Amnistía Internacional, movimiento en favor de los derechos humanos con más de tres millones de miembros, ha convocado a sus activistas en todo el mundo a celebrar hoy sábado 11 de febrero, un Día de Acción Global para demostrar su solidaridad con los activistas de la primavera árabe. En Ciudad Real la cita ha sido a partir de las 12 de la mañana, en la confluencia de Gral. Aguilera con Plaza de Cervantes.  

Activistas y simpatizantes de la organización han salido hoy a la calle en una treintena de países para “apoyar la dignidad y el coraje de las personas que han salido y siguen saliendo a la calle en Oriente Medio y el Norte de África, arriesgando sus vidas, para reclamar respeto a los derechos humanos”.

Así ha explicado hoy en Madrid el sentido de este Día de Acción Global el director de Amnistía Internacional España, Esteban Beltrán, durante un acto celebrado en la plaza de Callao.

Además de en Madrid, la organización celebrará,  a lo largo del mes de febrero, actos de diversa índole en cerca de cincuenta ciudades de toda España para demostrar la solidaridad de Amnistía Internacional con los activistas de la primavera árabe. En todos ellos se recogerán firmas con peticiones a las autoridades egipcias y sirias.

A las autoridades egipcias se les pide que respeten las libertades públicas, impidan el uso excesivo de la fuerza por parte de la policía y el ejército e investiguen de manera independiente e imparcial todos los abusos a los derechos humanos. También se les demanda que reformen el sistema de justicia y pongan fin a los juicios militares, así como que aseguren la participación de las mujeres en la construcción de un nuevo Egipto, igualitario y no discriminatorio.

A las autoridades sirias se les insta a que detengan los homicidios de civiles por parte de la fuerzas de seguridad y el ejército, pongan fin a la tortura y a los malos tratos generalizados contra los activistas de la oposición detenidos y pongan en libertad a los miles de prisioneros de conciencia capturados desde el comienzo de las revueltas.

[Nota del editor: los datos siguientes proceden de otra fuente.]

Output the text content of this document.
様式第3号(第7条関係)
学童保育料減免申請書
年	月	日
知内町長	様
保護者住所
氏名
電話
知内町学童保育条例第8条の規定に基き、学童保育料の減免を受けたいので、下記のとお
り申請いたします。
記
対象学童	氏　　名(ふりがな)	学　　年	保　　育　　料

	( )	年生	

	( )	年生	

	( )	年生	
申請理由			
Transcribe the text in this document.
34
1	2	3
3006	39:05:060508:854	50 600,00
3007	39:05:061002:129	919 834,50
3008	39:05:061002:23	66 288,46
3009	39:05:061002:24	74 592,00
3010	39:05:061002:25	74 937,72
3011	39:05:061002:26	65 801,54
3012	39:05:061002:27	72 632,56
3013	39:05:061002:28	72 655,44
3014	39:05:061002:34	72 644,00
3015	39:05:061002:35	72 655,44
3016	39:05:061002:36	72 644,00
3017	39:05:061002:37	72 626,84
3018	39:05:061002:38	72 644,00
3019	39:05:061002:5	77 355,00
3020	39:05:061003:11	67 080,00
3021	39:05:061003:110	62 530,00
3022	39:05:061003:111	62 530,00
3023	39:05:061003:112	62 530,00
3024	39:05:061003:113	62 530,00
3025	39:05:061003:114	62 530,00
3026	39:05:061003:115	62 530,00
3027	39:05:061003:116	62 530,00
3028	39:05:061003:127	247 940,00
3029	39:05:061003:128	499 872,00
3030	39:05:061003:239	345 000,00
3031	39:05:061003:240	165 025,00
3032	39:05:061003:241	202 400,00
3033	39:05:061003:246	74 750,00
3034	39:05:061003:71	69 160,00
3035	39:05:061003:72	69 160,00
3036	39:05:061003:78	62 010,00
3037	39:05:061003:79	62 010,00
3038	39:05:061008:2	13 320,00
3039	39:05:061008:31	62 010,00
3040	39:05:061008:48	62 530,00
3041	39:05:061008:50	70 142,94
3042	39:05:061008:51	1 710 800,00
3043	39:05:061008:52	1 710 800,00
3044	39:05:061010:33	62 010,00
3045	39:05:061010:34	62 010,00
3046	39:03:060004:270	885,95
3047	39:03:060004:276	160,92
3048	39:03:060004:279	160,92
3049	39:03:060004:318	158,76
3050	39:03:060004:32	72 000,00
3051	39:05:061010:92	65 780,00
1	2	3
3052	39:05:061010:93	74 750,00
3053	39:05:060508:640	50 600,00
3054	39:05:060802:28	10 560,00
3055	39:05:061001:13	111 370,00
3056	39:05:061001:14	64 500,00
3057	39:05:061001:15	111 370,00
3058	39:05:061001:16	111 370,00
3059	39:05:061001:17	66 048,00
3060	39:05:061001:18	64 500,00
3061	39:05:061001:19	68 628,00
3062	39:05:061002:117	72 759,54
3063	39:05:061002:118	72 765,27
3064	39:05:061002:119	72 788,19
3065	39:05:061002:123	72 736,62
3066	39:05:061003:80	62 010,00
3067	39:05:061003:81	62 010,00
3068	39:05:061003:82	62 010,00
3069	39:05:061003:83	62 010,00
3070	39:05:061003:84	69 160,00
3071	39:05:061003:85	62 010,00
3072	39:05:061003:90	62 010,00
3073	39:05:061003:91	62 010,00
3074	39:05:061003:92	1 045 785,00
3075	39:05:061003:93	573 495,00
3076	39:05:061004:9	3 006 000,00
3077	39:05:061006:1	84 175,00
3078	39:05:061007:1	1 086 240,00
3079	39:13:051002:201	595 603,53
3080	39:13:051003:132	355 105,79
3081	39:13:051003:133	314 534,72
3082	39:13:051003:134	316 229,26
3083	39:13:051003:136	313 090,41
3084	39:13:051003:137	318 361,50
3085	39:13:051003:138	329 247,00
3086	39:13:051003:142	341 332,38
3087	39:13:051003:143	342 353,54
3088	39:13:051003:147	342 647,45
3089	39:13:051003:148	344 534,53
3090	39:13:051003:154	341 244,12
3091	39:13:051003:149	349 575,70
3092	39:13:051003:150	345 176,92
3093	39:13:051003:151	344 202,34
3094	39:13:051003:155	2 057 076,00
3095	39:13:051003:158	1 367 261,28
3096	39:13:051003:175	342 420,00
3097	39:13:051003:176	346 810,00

“2011 ha sido un año como ningún otro. Miles de personas de toda edad y condición inundaron las calles del Norte de África y Oriente Medio pidiendo cambios significativos en los regímenes políticos de sus países”, ha asegurado Beltrán.

Según el director de Amnistía Internacional España, “ha sido muy emocionante ver cómo la gente de Túnez, Egipto, Libia, Siria o Bahréin ha creado un lenguaje nuevo de protesta pacífica. Ciudadanos y ciudadanas anónimos han aguantado el embate de la violencia del estado y han sorteado la censura con imágenes y videos enviados a través de redes sociales”.

“La acción de miles de hombres y mujeres de la región exigiendo los mismos derechos humanos que se disfrutan en otras partes del mundo desde hace mucho tiempo ha conseguido que gobernantes que parecía que iban a permanecer en el poder para siempre cayeran en Túnez, Egipto, Libia y Yemen”, ha añadido Beltrán.

Sin embargo, pese a la caída de los mandatarios, sus regímenes en algunos casos se mantienen y, con ellos, los abusos a los derechos humanos. Pero miles de personas en toda la región no se han amilanado ni se han dejado engañar por reformas cosméticas y han seguido reclamando cambios significativos.

Así, la llamada primavera árabe sigue en marcha y, “aunque probablemente tendremos que esperar a unos cuantos aniversarios más para ver su resultado final, queremos decirles a sus protagonistas que pueden contar con nuestro apoyo”, asegura Beltrán.

Amnistía Internacional sigue trabajando para sacar a la luz los abusos que se han producido y se están produciendo durante los levantamientos. Sólo durante 2011, la organización publicó mas de 350 notas de prensa y 36 informes referentes a la región del Norte de África y Oriente Medio, fruto de una veintena de investigaciones realizadas sobre el terreno y de un continuo contacto con las organizaciones y activistas de la región.

En ellos, Amnistía Internacional ha denunciado la «hipocresía de la comunidad internacional, que ha seguido vendiendo armas a diferentes países de la zona incluso después del estallido de las protestas; los abusos perpetrados tanto por los gobiernos como por la insurgencia; la situación en los campos de refugiados o la discriminación de la mujer, por mencionar sólo algunos temas».